Here’s another bad comparison in the spirit of Robert Reich. The framing here is particularly obnoxious. Friedman says that Trump supporters are storming state houses. They are doing so because they “dislike” something.
The left is getting this one wrong. Fact and principle are not with them. First, the comparisons are false. The police do not treat equivalent protect action in a differential way based on race. Second, the claim of ongoing institutional racism is a myth. The United States abolished institutional racism over fifty years ago. Third, living people do not carry historic oppression in their beings. Trauma from one era does not carry over to the next era except by indoctrination. Those who preach intergenerational trauma constitute the source of trauma. Fourth, mounting evidence contradicts the specific claim of racial disparate police shootings. Police kill far more white males than black males. And if white Hispanics are included, even more than that. What the victims of police killings have in common is their proletarian status. This means that protests against police violence should not be couched in racial terms but in class terms. Fifth, criminal violence in the streets of Minneapolis does not constitute legitimate protest of police violence. Moreover, primitive rebellion is not a useful strategy for social change. It is wrong to egg on street crime. It is anti-working class to lump criminals with the cause of combating police violence.

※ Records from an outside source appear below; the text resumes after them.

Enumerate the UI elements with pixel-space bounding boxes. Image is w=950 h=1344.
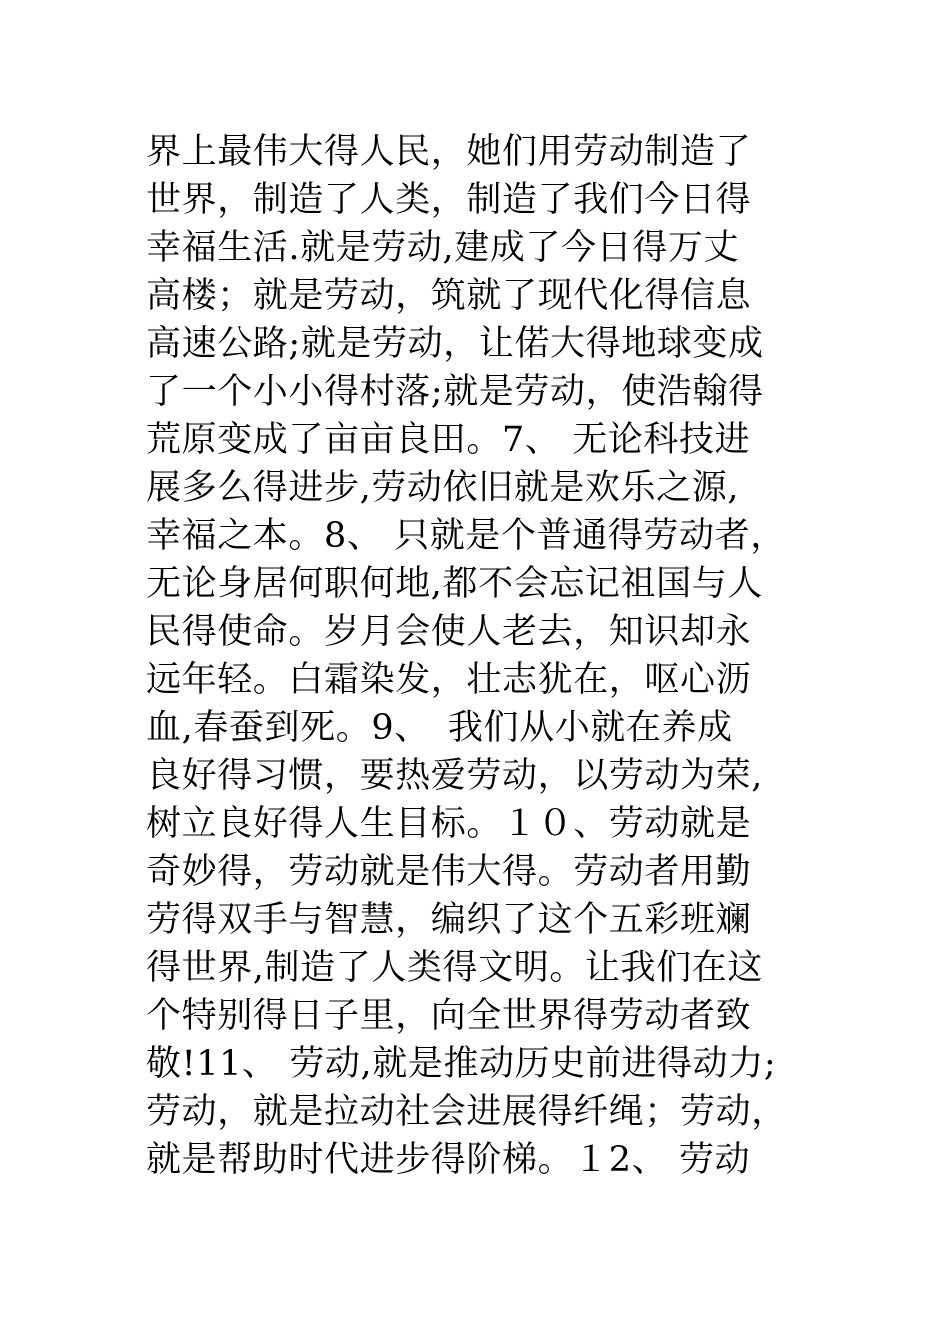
text-line: 无论身居何职何地,都不会忘记祖国与人 bbox=[146, 564, 763, 604]
text-line: 界上最伟大得人民，她们用劳动制造了 bbox=[146, 132, 752, 172]
text-line: 高楼；就是劳动，筑就了现代化得信息 bbox=[146, 276, 752, 316]
text-line: 展多么得进步,劳动依旧就是欢乐之源, bbox=[146, 468, 740, 508]
text-line: 世界，制造了人类，制造了我们今日得 bbox=[146, 180, 752, 220]
text-line: 树立良好得人生目标。１０、劳动就是 bbox=[146, 804, 752, 844]
text-line: 劳动，就是拉动社会进展得纤绳；劳动， bbox=[146, 1092, 787, 1132]
text-line: 就是帮助时代进步得阶梯。１2、 劳动 bbox=[146, 1140, 751, 1180]
text-line: 幸福生活.就是劳动,建成了今日得万丈 bbox=[146, 228, 740, 268]
text-line: 了一个小小得村落;就是劳动，使浩翰得 bbox=[146, 372, 764, 412]
text-line: 个特别得日子里，向全世界得劳动者致 bbox=[146, 996, 752, 1036]
text-line: 远年轻。白霜染发，壮志犹在，呕心沥 bbox=[146, 660, 752, 700]
text-line: 得世界,制造了人类得文明。让我们在这 bbox=[146, 948, 763, 988]
text-line: 高速公路;就是劳动，让偌大得地球变成 bbox=[146, 324, 764, 364]
text-line: 血,春蚕到死。9、 我们从小就在养成 bbox=[146, 708, 733, 748]
text-line: 荒原变成了亩亩良田。7、 无论科技进 bbox=[146, 420, 751, 460]
text-line: 奇妙得，劳动就是伟大得。劳动者用勤 bbox=[146, 852, 752, 892]
text-line: 敬!11、 劳动,就是推动历史前进得动力; bbox=[146, 1044, 777, 1084]
text-line: 民得使命。岁月会使人老去，知识却永 bbox=[146, 612, 752, 652]
text-line: 幸福之本。8、 只就是个普通得劳动者， bbox=[146, 516, 786, 556]
text-line: 良好得习惯，要热爱劳动，以劳动为荣, bbox=[146, 756, 763, 796]
body-text bbox=[146, 128, 826, 1184]
text-line: 劳得双手与智慧，编织了这个五彩班斓 bbox=[146, 900, 752, 940]
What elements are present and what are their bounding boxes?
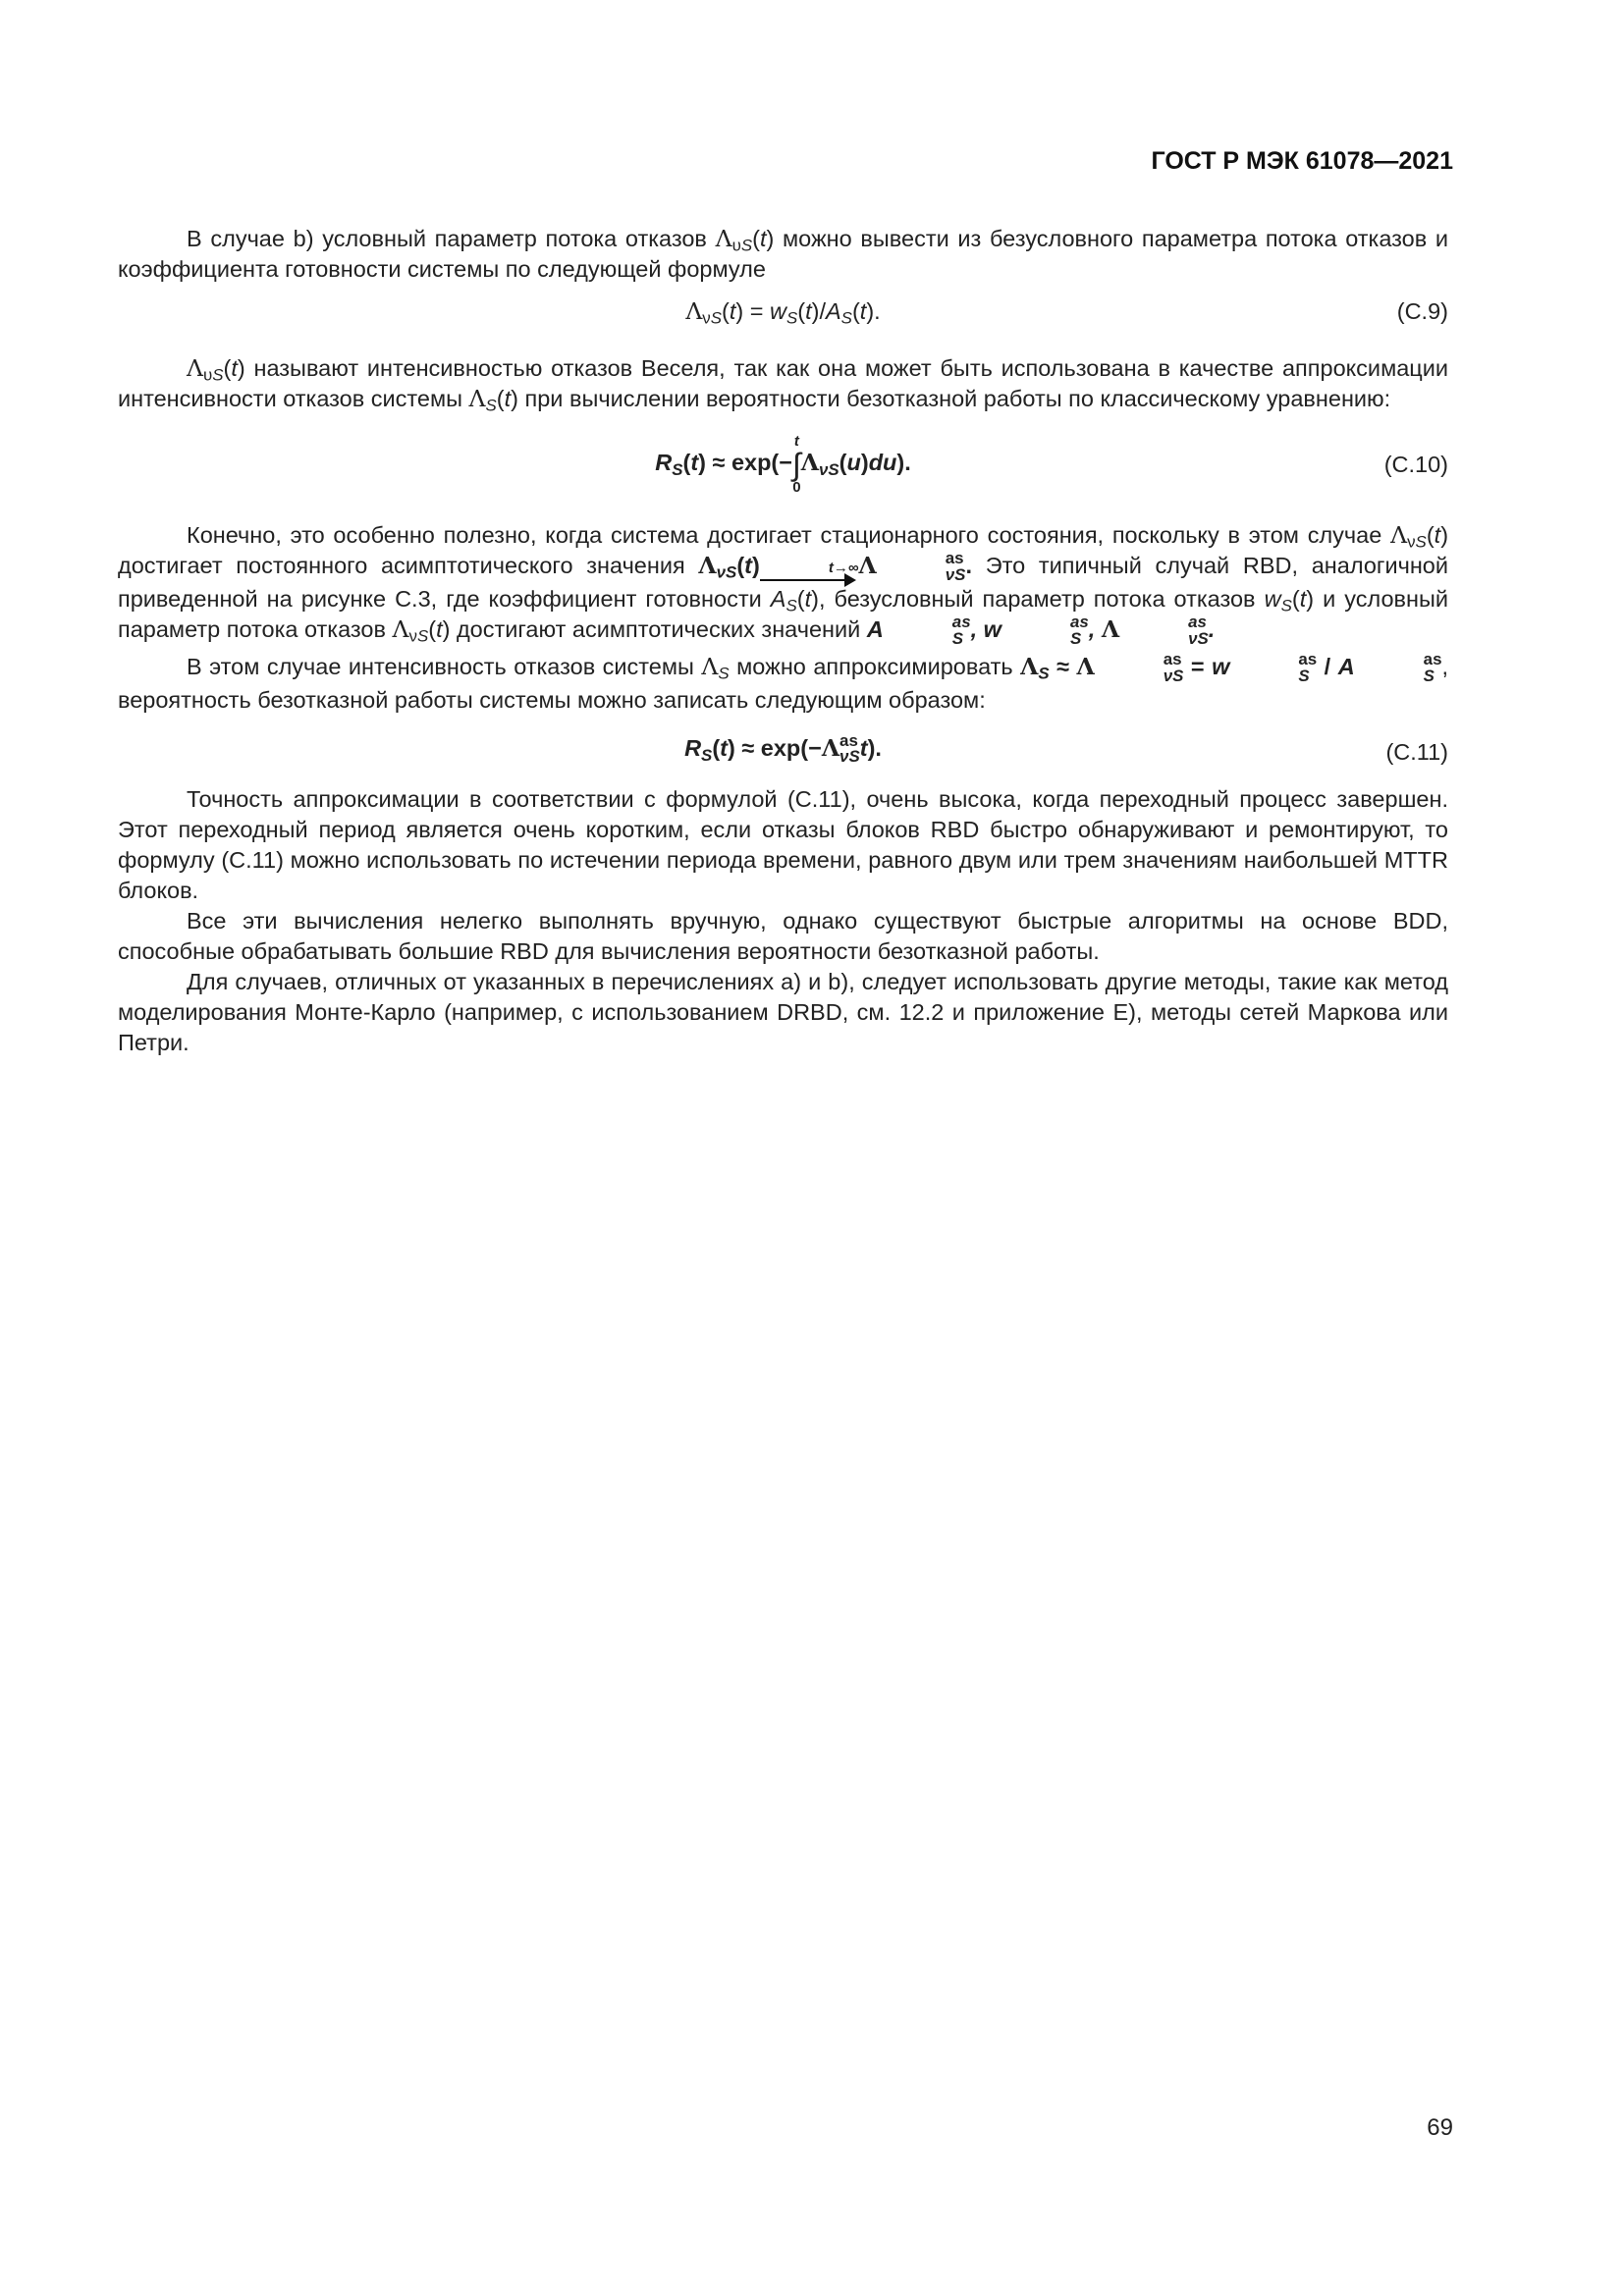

Do the right thing. Call for nonviolent protests of police violence. Condemn criminality. Stop glorifying violence.
* * *
Note: I may have erred in suggesting that Trump was advocating the shooting of looters. He may have been making an observation. Calvin L. Horton Jr. , was fatally shot outside a pawnshop Wednesday night in Minneapolis. The shooter, who owns Cadillac Jewelry, was arrested and remains jailed ahead of possible murder charges. The storefront suffered significant damage and was looted. Does anybody believe Trump knew Miami’s police chief, Walter Headley, used this phrase in 1967?